A U.S. Army veteran set out on a trip across Pennsylvania taking a knee at several police stations within the state to protest police brutality while playing the National Anthem.
Chris Mueller, 32, has been a one-man roving protest and says he wants to “piss off” as many people as he can while bringing attention to an important issue.
“At three in the morning one day a couple weeks back, I was trying to think of a way to piss as many people as I can off to draw attention to an important issue,” he told PhillyVoice.
Mueller has protested in Upper Moreland, Abington, Cheltenham, Philadelphia and other places while wearing a “Don’t Tread on Me” T-shirt along with an Uncle Sam hat and says he hopes his peaceful method of protest will inspire departments to engage citizens who’re afraid of police officers in their communities.
“This is a peaceful protest.”
“We’re supposed to peacefully protest for things we believe in in America.”
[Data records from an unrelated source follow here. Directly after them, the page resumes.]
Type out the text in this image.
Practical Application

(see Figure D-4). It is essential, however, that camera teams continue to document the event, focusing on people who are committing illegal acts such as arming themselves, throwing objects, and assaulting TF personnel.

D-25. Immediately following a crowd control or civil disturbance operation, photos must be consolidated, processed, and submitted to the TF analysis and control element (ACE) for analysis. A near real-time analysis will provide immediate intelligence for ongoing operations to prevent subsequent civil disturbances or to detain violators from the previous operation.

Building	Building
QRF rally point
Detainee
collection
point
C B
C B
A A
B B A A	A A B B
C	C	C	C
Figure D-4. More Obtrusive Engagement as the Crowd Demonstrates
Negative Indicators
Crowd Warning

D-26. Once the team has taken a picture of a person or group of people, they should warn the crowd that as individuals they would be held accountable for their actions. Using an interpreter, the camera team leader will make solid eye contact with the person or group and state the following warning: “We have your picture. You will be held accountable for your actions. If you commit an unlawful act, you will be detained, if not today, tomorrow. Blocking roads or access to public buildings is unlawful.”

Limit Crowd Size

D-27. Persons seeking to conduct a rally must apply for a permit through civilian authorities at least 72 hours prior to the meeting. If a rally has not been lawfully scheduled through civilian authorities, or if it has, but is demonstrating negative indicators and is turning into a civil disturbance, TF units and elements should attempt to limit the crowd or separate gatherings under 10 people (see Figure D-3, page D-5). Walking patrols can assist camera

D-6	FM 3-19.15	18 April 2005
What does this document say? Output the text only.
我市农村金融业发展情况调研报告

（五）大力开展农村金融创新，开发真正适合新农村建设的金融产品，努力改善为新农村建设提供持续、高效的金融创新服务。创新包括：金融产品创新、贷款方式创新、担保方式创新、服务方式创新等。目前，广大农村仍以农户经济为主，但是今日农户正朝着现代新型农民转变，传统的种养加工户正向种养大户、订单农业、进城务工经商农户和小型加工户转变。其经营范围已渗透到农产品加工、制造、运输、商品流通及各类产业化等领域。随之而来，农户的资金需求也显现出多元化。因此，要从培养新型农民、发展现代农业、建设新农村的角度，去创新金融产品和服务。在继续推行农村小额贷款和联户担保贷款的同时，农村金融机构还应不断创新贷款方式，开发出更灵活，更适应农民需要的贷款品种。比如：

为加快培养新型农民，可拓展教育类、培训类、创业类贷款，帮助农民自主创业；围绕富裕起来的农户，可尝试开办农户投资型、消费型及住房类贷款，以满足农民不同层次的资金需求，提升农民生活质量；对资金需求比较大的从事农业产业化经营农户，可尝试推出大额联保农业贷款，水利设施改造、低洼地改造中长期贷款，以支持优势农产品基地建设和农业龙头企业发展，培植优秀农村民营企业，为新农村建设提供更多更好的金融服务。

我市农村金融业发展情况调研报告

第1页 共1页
Upon arriving at his protest destinations, Mueller sets up his phone to record videos to post to his Facebook page then takes a knee saluting the flag and playing the national anthem through boombox speakers.
At City Hall in Philadelpha, Mueller played the Jimi Hendrix version, which can be heard in one of his protests videos below.
Mueller hopes his actions of aligning with other anthem-kneelers will bolster the cause among his peers and remind them taking a knee isn’t protesting the nation, the flag or the military and said he thinks Colin Kaepernick is a patriot for taking a knee during the anthem before NFL games.
“Colin Kaepernick was using the platform he had to bring attention to police brutality and they misrepresented what he was trying to say to further separate and divide us,” Mueller explained.
“Kaepernick is being 100 percent patriotic by standing up for what he believes in.”
“I’d like to see people doing this everywhere,” he added.
In June, Mueller drove up and down Broad Street with fake body bags displayed in the back of his pick up truck to raise awareness about PTSD for veterans returning from war.